Mehr Bewertungen steigern die Bekanntheit

Jeder Vierte orientiert sich laut Umfrage an den Online-Bewertungen anderer Nutzer auf der Suche nach bestimmten Produkten. „Bewertungen sind ein wesentlicher Bestandteil des Onlinehandels – sowohl die Bewertung der Produkte als auch der Händler“, sagt Oliver Prothmann, Präsident des Bundesverbands Onlinehandel. Vor allem Plattformen wie Ebay, Amazon oder auch Trip­advisor schmücken sich mit Kundenbewertungen.

Für Händler und Hersteller sind sie das ideale Marketinginstrument. Hat ein Produkt viele Kommentare bekommen, steigt auch der Bekanntheitsgrad und damit die Zahl der künftigen Kunden. Mehr Urteile platzieren das Unternehmen zudem im Google-Ranking weit oben bei den Suchergebnissen.

Tester im Unternehmensauftrag

Die Bewertung gehört für viele Kunden beim Shopping im Netz dazu. Laut einer Studie des Hotelbewertungsportals Holiday Check haben 82 Prozent der Befragten schon einmal eine Bewertung für ein Produkt oder eine Dienstleistung geschrieben. Vor zwei Jahren waren es noch 74 Prozent. Knapp die Hälfte der Befragten ist bereits selbst bewertet worden: Als Verkäufer auf Ebay, als Übernachtungsgast bei Airbnb oder als Anbieter einer Mitfahrgelegenheit.

Die Rezensenten sind Kunden, die freiwillig nach einem Kauf ihr Urteil abgeben. Hinzu kommen Tester im Auftrag von Unternehmen. Experten zufolge sind die Online-Bewertungen zu einem ganz eigenen Geschäftsmodell geworden. Dazu gehören etwa Blogger, die sich zu ausgewählten Themen zu Wort melden. Babynahrung, Windeln oder Kinderkleidung werden über Familien- und Erziehungsblogs getestet. Laptops, Haushalts- oder Elektrogeräte über Techblogs. „Sie zeigen das Produkt in einem anderen Licht“, sagt Prothmann. „Allerdings sollten diese Bewertungen auch entsprechend gekennzeichnet sein.“ Nur so weiß der Kunde auch, dass es sich bei diesem Urteil um einen ganz gezielten Test handelt.

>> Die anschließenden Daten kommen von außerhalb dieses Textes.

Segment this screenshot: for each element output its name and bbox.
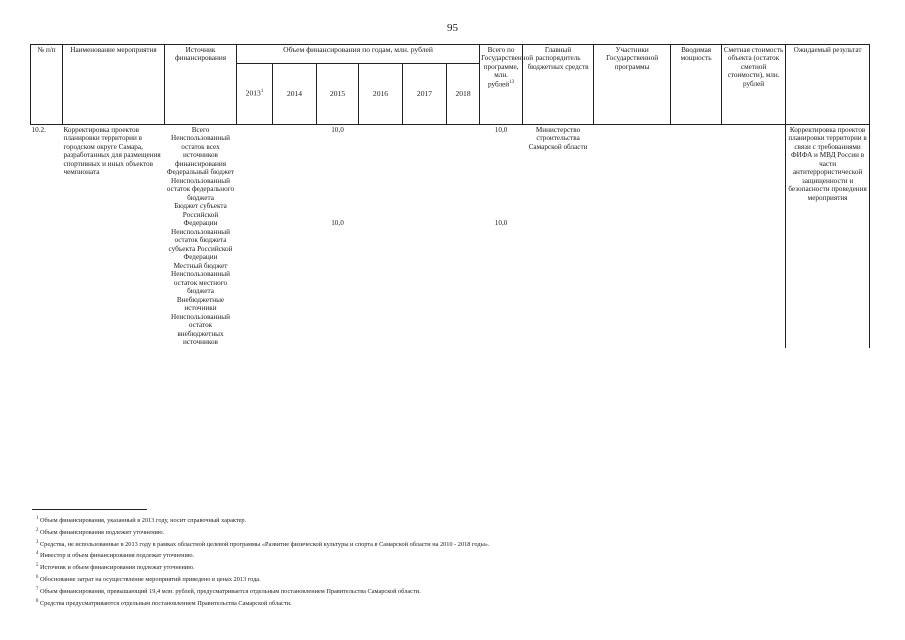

Produkte als Lohn für Bewertungen

Der Online-Versandhändler Amazon hat das Spiel mit den Bewertungen perfektioniert – beispielsweise über den Vine-Club. Nur ausgewählte Mitglieder werden von Amazon in diesen Kreis berufen, bewerben kann man sich dafür nicht. Wer drin ist, kann sich glücklich schätzen. Jeden Monat stellen die Händler zu einem bestimmten Zeitpunkt ihre Waren bereit.

Die Clubmitglieder können diese dann bestellen und bekommen sie kostenlos. Im Gegenzug sollen sie eine Bewertung abliefern. Verbraucherschützer beobachten allerdings, dass die Produkte, die die Vine-Mitglieder bewerten, meist gute Noten bekommen. Schließlich wollen die Rezensenten auch im Club bleiben, so lautet die Vermutung.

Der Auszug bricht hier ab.